Quinlan Lab: Research: Regulation

Molecular Mechanism || Cell Biology || Regulation || Mammalian Disease

Regulation: How is the Spir-Capu complex regulated?

Cell polarity is commonly established in response to external signals which lead to rearrangement of the actin cytoskeleton. Given its role in actin nucleation, the Spir-Capu complex is a very likely target of regulation. We already know that Spir is removed from the oocyte cortex in a temporally controlled manner (Fig. 3). The Spir-Capu complex or Spir alone may be degraded or physically swept away at the onset of streaming. Based on existing data, candidate regulators of the Spir-Capu complex include Jun- N-terminal kinase, Rab11 and Rho. We will combine standard biochemical approaches and genetic screens to find proteins that interact with and regulate the Spir-Capu complex. A FRET assay that reports Spir-Capu interaction will facilitate rapid screening of potential regulators. We will combine the FRET assay and pyrene-actin polymerization assays to test regulation of the complex and its affect on nucleation activity

Immunofluorescence image of stage 9 and 10 Drosophila egg chambers. Spir (green) colocalizes with filamentous actin (red) at the oocyte cortex (arrow) only before stage 10 (arrowhead).

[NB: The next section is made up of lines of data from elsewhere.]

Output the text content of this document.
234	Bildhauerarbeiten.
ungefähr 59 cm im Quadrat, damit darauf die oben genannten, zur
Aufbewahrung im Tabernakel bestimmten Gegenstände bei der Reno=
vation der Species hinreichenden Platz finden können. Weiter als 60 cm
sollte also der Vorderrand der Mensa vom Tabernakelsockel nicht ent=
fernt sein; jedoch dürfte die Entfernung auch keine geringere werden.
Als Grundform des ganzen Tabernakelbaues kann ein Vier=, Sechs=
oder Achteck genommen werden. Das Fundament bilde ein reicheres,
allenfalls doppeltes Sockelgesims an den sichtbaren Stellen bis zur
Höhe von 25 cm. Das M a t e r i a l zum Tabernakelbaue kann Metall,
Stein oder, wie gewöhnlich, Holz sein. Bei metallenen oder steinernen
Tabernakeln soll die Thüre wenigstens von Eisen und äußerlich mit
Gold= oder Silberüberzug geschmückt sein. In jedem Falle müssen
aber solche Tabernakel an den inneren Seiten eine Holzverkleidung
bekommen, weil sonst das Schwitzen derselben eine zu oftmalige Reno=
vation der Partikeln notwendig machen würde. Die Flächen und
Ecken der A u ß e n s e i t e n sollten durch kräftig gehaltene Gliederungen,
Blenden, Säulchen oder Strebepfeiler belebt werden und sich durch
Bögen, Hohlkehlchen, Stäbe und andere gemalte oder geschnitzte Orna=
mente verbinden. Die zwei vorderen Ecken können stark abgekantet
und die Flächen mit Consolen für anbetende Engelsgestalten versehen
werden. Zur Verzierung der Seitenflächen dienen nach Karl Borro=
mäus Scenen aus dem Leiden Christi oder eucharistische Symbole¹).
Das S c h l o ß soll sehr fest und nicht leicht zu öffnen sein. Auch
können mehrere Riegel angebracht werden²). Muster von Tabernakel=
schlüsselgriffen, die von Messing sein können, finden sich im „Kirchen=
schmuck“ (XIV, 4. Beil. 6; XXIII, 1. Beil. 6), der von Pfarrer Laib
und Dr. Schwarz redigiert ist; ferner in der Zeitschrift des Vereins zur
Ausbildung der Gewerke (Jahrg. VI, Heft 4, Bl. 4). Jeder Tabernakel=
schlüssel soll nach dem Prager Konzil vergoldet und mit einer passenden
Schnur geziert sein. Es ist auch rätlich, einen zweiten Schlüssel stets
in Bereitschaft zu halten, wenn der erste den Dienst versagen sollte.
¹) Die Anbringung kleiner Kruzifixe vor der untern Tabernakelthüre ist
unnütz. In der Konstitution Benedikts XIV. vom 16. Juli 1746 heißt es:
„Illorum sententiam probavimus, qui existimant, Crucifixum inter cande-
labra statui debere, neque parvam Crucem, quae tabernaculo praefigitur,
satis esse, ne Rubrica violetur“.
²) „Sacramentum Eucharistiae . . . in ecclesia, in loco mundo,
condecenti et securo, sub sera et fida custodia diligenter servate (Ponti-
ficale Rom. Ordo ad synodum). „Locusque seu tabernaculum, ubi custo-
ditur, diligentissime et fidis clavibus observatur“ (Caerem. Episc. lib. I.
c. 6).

Interaction between Spir and Capu affects actin nucleation. (A) The Spir-KIND domain inhibits actin nucleation by Capu-family formins. We induced polymerization by mixing pyrene-labeled actin with Mg2+, K+ and Capu-FH1FH2. Addition of KIND to Capu-FH1FH2 before mixing with actin potently inhibited nucleation activity in a dose dependent manner. Protein concentrations: Actin – 4 mM (5% pyrene labeled), Capu-FH1FH2 – 10 nM, KIND – as indicated. (B) Capu enhances actin nucleation by Spir. We mixed several concentrations of a nucleation incompetent mutant of Capu-FH1FH2 (Capu-FH1FH2(I706A)) with the N-terminal half of Spir (NTSpir), which contains the KIND domain and four WH2 domains (only three concentrations are shown for clarity). Nucleation activity of NTSpir was increased by Capu-FH1FH2(I706A) until the proteins were approximately equimolar and then activity decreased. Inset. Capu-FH1FH2(I706A) does not enhance the activity of the WH2 cluster alone, indicating that an interaction between the KIND domain and the formin is necessary. Protein concentrations: Actin – 4 mM (5% pyrene labeled), NTSpir and WH2 – 250 nM, Capu-FH1FH2(I706A) –as indicated.